Toen de Chinezen een kolenmijn in de buurt van de bergen begonnen, werd ik in een kamp gezet en moest er dwangarbeid verrichten. Veel Tibetanen stierven daar. De meeste mensen waren analfabeet, maar ze wisten dat ik de wedergeboorte van Dagri tulku was, omdat hij zeer bekend was in dat gebied. Ze hadden veel vertrouwen in mij, dus werd ik hun leraar. ‘s Avonds, na het werk, leerde ik ze lezen en schrijven. Later deed ik administratief werk in het kamp, want inmiddels had ik Chinees geleerd en hoe de boekhouding te doen. Al met al waren het zeer moeilijke jaren.
Pas nadat ik vijf jaar in het kamp had gewerkt mocht ik naar Lhasa (de historische hoofdstad van Tibet red.), waar veel oude monniken leefden. Het was ze niet toegestaan om in hun kloosters te verblijven. Ik ontmoette de voormalige abt van Sera Je (klooster) in het geheim. Hij gaf me mijn eerste geloften. In de jaren tachtig, na veranderingen in de Chinese politiek, kwamen monniken van het Sera klooster naar me toe en verzochten mij om naar India te gaan. Mijn vorige incarnatie was beroemd en ik werd aangemoedigd om naar India te gaan voor mijn opleiding. Vele mensen verzamelden geld voor me. Het was erg moeilijk om een paspoort te krijgen en ik moest twee jaar wachten voordat ik kon vertrekken. Pas na mijn ontsnapping naar India werd ik een novice monnik.’
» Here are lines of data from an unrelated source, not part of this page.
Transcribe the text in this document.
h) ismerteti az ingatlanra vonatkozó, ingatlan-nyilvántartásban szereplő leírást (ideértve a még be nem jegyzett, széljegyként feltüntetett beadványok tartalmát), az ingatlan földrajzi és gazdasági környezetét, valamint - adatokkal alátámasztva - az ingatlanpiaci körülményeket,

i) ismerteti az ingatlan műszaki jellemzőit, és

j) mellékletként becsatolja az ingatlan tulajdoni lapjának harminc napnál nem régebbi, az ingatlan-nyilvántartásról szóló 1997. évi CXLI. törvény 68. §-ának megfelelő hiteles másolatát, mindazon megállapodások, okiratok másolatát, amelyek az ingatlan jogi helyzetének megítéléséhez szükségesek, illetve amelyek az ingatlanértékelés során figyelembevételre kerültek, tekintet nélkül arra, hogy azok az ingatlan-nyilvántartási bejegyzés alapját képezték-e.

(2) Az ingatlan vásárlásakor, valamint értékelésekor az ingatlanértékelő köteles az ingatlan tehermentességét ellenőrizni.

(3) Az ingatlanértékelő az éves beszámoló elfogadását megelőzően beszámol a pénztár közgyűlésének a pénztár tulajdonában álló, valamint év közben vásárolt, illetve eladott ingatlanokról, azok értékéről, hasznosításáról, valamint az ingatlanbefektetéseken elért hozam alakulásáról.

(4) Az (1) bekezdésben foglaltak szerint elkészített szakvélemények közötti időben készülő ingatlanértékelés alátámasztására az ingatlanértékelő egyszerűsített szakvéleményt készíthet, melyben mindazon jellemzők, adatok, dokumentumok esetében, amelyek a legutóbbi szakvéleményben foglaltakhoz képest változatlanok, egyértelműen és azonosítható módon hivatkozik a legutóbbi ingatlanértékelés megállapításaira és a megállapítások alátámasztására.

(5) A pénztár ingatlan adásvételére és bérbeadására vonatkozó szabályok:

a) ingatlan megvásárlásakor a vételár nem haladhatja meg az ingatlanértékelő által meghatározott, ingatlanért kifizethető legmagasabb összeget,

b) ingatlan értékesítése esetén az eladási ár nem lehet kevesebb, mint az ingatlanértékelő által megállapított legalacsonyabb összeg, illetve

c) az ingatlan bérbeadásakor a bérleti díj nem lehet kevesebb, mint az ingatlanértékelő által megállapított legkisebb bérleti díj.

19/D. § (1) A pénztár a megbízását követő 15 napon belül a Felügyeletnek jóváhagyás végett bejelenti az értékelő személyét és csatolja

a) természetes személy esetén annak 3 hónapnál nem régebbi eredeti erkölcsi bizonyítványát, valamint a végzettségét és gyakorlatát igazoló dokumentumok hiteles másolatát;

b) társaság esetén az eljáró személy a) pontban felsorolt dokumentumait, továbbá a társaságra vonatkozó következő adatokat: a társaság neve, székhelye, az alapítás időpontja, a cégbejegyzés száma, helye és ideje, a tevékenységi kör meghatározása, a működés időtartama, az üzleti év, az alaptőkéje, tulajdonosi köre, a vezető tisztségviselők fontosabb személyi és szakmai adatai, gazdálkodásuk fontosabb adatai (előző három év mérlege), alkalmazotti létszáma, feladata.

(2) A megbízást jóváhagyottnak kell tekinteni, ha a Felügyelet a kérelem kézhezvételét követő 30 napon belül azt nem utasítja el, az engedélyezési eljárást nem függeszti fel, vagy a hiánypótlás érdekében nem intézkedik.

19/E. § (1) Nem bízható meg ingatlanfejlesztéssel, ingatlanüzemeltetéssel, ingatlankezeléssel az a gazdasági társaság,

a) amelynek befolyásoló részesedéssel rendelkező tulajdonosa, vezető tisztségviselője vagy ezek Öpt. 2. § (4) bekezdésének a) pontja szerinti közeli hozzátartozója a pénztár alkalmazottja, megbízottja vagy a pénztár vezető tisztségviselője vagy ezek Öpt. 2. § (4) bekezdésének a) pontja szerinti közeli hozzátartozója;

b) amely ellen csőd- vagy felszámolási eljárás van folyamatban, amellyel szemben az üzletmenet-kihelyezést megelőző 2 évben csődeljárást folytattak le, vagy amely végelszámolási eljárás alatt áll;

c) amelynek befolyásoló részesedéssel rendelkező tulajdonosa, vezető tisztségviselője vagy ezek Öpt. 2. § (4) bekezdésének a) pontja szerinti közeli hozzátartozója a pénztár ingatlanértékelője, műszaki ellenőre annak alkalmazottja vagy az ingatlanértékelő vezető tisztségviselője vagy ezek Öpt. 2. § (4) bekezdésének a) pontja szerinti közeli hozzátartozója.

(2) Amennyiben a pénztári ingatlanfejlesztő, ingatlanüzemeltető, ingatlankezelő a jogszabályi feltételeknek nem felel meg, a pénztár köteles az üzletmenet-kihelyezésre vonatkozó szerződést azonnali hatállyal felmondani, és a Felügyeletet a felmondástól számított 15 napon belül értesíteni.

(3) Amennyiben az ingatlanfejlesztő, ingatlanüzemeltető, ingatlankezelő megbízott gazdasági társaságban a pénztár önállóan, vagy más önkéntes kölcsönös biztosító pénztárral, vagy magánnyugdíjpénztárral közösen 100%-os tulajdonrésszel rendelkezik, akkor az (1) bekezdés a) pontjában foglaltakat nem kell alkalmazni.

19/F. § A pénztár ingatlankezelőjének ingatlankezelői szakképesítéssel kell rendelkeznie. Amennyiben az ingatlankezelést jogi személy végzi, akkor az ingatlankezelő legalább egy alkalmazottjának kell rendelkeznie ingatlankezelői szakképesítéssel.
Nadat Dagri rinpoche uit Tibet ontsnapte, zette Lama Yeshe zich in voor de incarnatie door Sera Je te ondersteunen, en nadat Lama Yeshe overleed, nam lama Zopa rinpoche deze verantwoordelijkheid op zich. Dagri rinpoche ondersteunt lama Zopa rinpoche op vele manieren, en onderricht Lam Rim, Lodjong (gedachtentransformatie) en filosofie, maar hij geeft ook initiaties, kan vuurpuja’s leiden en is bekwaam in tantrische commentaren.
Dagri rinpoche is door Dalai Lama erkend als één van de zestien Arhats. Binnen het Tibetaans boeddhisme wordt hij gezien als iemand die de grote verdienste had om 2500 jaar geleden te zijn geboren als één van de leerlingen van Shakyamuni Boeddha. Hij woont in het Namgyal klooster van de Dalai Lama in Dharamsala, India.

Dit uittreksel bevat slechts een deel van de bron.